Equinix (EQIX) is a dividend machine that has been unfairly swept up in the tech wreck. Profitable tech plays — especially those with healthy cash flow and soaring dividends — are a great pickup now, with many trading at bargain prices.

Equinix should be near the top of your list. The California-based REIT rents out 237 data centers across 27 countries. Its services will always be in need as firms lean hard into remote work, automation and analytics.

This stock is the opposite of a crypto gamble: Equinix’s revenue has risen for 77 straight quarters. It also has rate protection, with 94% of its debt locked in at fixed rates, with a blended rate of just 1.7% and a term to maturity of nine years.

The crypto crowd, of course, has missed all of this, which has hit Equinix’s share price and set up a nice entry point for income investors with an eye for value. The current yield isn’t that exciting, at 1.6%, but the REIT more than makes up for it with dividend growth: its payout is up 55% in the last five years, and that’s helped drive an 80% gain in the share price.

Meantime, Equinix’s payout is well-supported: the REIT is forecasting adjusted funds from operations (AFFO) of $28.93 to $29.26 for the full year, up 8% to 9% from 2021. The dividend accounts for just 42% of the midpoint of that range, so there’s plenty of room for more hikes.

Life Storage (LSI) is built for booms and busts. Buffalo-based Life is the opposite of Equinix in a lot of ways: instead of sophisticated data centers, Life runs one of the simplest businesses there is. It owns (wholly and through joint ventures) or manages 1,076 self-storage facilities across the country.

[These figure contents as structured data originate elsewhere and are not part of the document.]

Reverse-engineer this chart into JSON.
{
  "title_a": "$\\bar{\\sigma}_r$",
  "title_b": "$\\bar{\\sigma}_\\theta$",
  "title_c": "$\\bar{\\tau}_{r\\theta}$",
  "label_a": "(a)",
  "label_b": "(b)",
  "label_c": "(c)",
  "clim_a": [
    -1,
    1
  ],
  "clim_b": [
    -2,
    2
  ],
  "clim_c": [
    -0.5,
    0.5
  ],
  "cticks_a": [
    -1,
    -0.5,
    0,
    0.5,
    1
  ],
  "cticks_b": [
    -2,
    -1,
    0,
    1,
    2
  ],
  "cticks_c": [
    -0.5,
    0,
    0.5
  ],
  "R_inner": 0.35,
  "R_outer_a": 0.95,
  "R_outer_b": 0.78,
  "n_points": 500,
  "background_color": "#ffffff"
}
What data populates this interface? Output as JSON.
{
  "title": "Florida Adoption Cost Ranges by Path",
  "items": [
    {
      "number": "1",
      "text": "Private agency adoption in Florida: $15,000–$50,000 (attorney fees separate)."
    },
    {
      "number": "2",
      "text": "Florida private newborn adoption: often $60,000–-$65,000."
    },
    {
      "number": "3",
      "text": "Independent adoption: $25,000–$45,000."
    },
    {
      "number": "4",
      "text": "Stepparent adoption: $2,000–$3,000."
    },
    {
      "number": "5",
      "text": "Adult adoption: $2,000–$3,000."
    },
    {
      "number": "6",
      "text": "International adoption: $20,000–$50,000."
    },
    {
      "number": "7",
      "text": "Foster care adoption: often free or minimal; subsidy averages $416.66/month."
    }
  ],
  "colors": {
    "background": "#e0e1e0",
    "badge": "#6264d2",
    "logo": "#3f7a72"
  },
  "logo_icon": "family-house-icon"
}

The self-storage industry’s low barriers to entry can weigh on profits, so LSI is an investment we need to keep an eye on. But right now that risk is being more than offset by the pandemic shopping boom — and consumers’ need to store their stuff. According to research firm ResearchandMarkets, self-storage is poised to grow 5.5% a year between 2021 and 2026, when it will be a $64-billion business.

Life is also executing smartly, expanding its footprint while raising rents: it ended the fourth quarter with a 93.9% occupancy rate and saw revenue per square foot jump 15.2% from a year earlier. That helped increase AFFO by 31.8%.

Besides renting space, Life makes money by managing storage facilities for other owners. This gives Life a leg up in the acquisition game because it regularly buys buildings from these owners, and by managing them first, it gains intimate knowledge of them.

On the dividend front, the company makes returning cash to shareholders a high priority, with FFO posting a compounded annualized growth rate of 9.9% between 2010 and 2021, just slightly outpacing the dividend’s 9.7% CAGR. With FFO on the march, we can expect this lucrative “cash flow handoff” to continue.